Si dirà, da parte dei politicamente corretti (oltre alla solita litania della pena che deve servire alla riabilitazione dei condannati, secondo un articolo della nostra Costituzione che è attentamente studiato e ben tenuto presente soprattutto dalla criminalità organizzata): un aggravamento delle pene – non solo per il reato di omicidio, ma anche per i reati predatori e per i reati connessi alla droga – porterà solo a riempire ancora di più le nostre carceri, che già scoppiano. Io invece penso, al contrario, che proprio l’attuale situazione di pene leggere e di incerta applicazione riempie le nostre carceri di tanti detenuti, di solito ampiamente recidivi e spesso più volte già condannati, che seguitano all’infinito a commettere reati perché sanno che, anche dopo aver esaurito tutti i benefici processuali del mondo, andranno nelle nostre prigioni, rischiando però nella maggior parte dei casi pene poco più che simboliche. Così come sono convinto che pene più pesanti e destinate ad essere scontate sino in fondo, senza eccedere verso condanne troppo esagerate, ma anche senza una deriva verso un ipocrita e stupido buonismo, possano essere utili a ridurre il numero delle persone disposte ad avventurarsi nel mondo della criminalità comune e organizzata.

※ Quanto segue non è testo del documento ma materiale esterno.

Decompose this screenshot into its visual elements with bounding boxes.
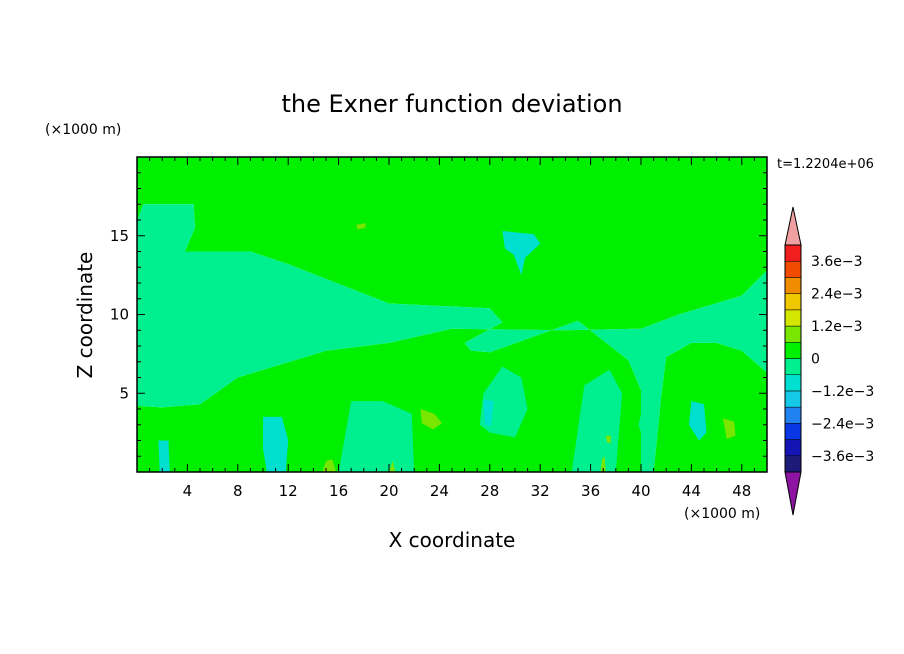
colorbar-swatch [784,439,802,457]
x-tick-label: 48 [732,482,751,500]
colorbar-swatch [784,260,802,278]
contour-region-2 [685,157,767,265]
contour-region-19 [356,223,367,230]
contour-region-6 [288,355,347,472]
contour-region-14 [158,440,170,472]
x-tick-label: 20 [379,482,398,500]
x-tick-label: 8 [233,482,243,500]
x-axis-title: X coordinate [389,528,516,552]
contour-region-12 [502,231,541,276]
contour-region-16 [688,401,707,441]
contour-region-9 [571,369,623,472]
contour-region-17 [420,409,442,430]
x-tick-label: 32 [531,482,550,500]
x-tick-label: 28 [480,482,499,500]
chart-title: the Exner function deviation [281,90,622,118]
x-unit-label: (×1000 m) [684,506,760,522]
x-tick-label: 16 [329,482,348,500]
colorbar-swatch [784,455,802,473]
contour-region-10 [338,401,415,472]
x-tick-label: 40 [631,482,650,500]
colorbar-swatch [784,293,802,311]
colorbar-swatch [784,406,802,424]
colorbar-tick-label: 3.6e−3 [811,254,863,270]
contour-region-15 [483,399,494,427]
x-tick-label: 12 [279,482,298,500]
x-tick-label: 4 [183,482,193,500]
colorbar: 3.6e−3 2.4e−3 1.2e−3 0 −1.2e−3 −2.4e−3 −3.6e−3 [784,206,874,516]
colorbar-swatch [784,309,802,327]
y-axis: 5 10 15 [110,172,767,457]
contour-region-13 [263,416,289,472]
colorbar-frame [784,244,802,473]
colorbar-swatch [784,390,802,408]
contour-region-7 [137,204,767,473]
colorbar-swatch [784,277,802,294]
colorbar-tick-label: −3.6e−3 [811,449,874,465]
contour-region-18 [722,418,736,439]
x-tick-label: 24 [430,482,449,500]
colorbar-tick-label: 2.4e−3 [811,287,863,303]
time-label: t=1.2204e+06 [777,157,874,172]
y-tick-label: 10 [110,306,129,324]
colorbar-tick-label: −2.4e−3 [811,416,874,432]
y-tick-label: 5 [119,384,129,402]
contour-region-21 [605,435,611,444]
colorbar-swatch [784,423,802,440]
colorbar-swatch [784,325,802,343]
colorbar-swatch [784,342,802,359]
contour-region-22 [600,456,606,472]
colorbar-tick-label: 1.2e−3 [811,319,863,335]
colorbar-swatch [784,374,802,392]
colorbar-swatch [784,358,802,375]
contour-region-5 [200,405,263,472]
y-tick-label: 15 [110,227,129,245]
contour-field [137,157,767,473]
contour-region-23 [389,461,396,472]
y-unit-label: (×1000 m) [45,122,121,138]
contour-region-11 [638,398,657,441]
contour-region-3 [477,235,667,280]
x-tick-label: 44 [682,482,701,500]
colorbar-tick-label: 0 [811,352,820,368]
colorbar-swatch [784,244,802,262]
contour-region-1 [225,157,585,276]
y-axis-title: Z coordinate [73,252,97,379]
contour-region-4 [653,342,767,472]
colorbar-tick-label: −1.2e−3 [811,384,874,400]
x-tick-label: 36 [581,482,600,500]
x-axis: 4 8 12 16 20 24 28 32 36 40 44 48 [149,157,755,500]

Ma il nostro legislatore non è colpevole solo per una sciagurata politica dell’immigrazione e per la deriva sempre più evidente verso un sistema penale che fa il solletico ai delinquenti nostrani e ai criminali che dall’est Europa e dall’Africa fanno a gara a stabilirsi da noi. L’ulteriore grande responsabilità di chi ci governa è il progressivo depotenziamento delle forze dell’ordine, sempre più depauperate di sufficienti e valide risorse umane e di indispensabili mezzi e strumenti tecnologici e investigativi.

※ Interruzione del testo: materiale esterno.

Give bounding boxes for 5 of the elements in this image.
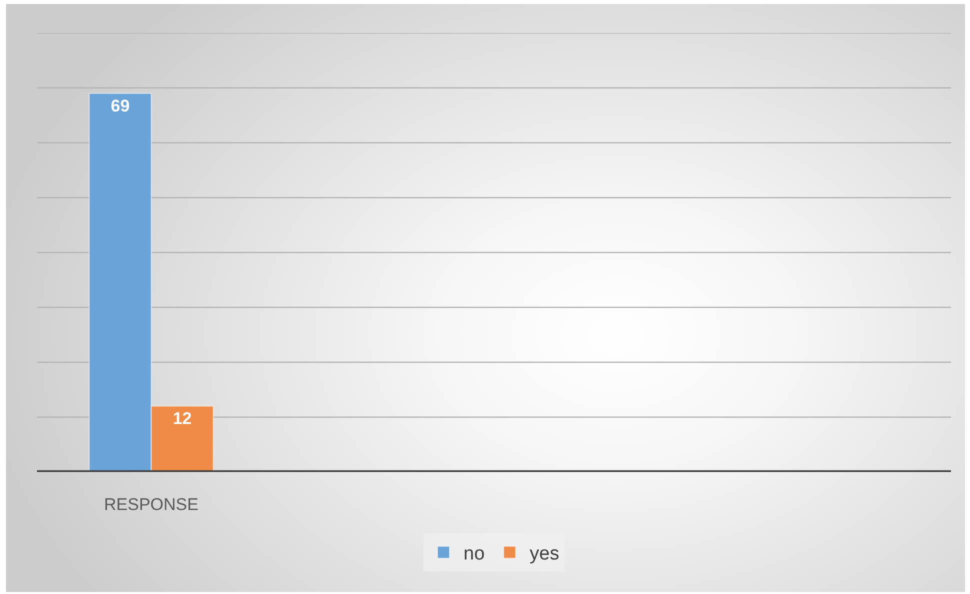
x-tick-label: RESPONSE bbox=[104, 495, 198, 514]
legend-label: no bbox=[464, 544, 485, 565]
data-label: 12 bbox=[172, 409, 192, 428]
data-label: 69 bbox=[110, 96, 130, 116]
legend-label: yes bbox=[530, 544, 560, 565]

L’innalzamento dell’età media dei poliziotti e dei carabinieri, la progressiva e inarrestabile riduzione degli organici, la benzina che va centellinata (se non manca del tutto), le pattuglie che di notte devono controllare zone sempre più vaste, sono tutti elementi tali da aprire praterie sconfinate ai delinquenti, italiani e stranieri, che operano sempre più indisturbati non solo in zone di campagna, ma anche all’interno dei centri cittadini, e che all’inizio, quasi per una sorta di battesimo del fuoco, si buttano prevalentemente verso i reati predatori (furti e rapine) per inoltrarsi poi, a piccoli o a grandi passi, e previa una veloce visitina nei tanti “compro oro” per una ricettazione ormai legalizzata, nel mercato della droga, quello che consente i maggiori e i più veloci guadagni.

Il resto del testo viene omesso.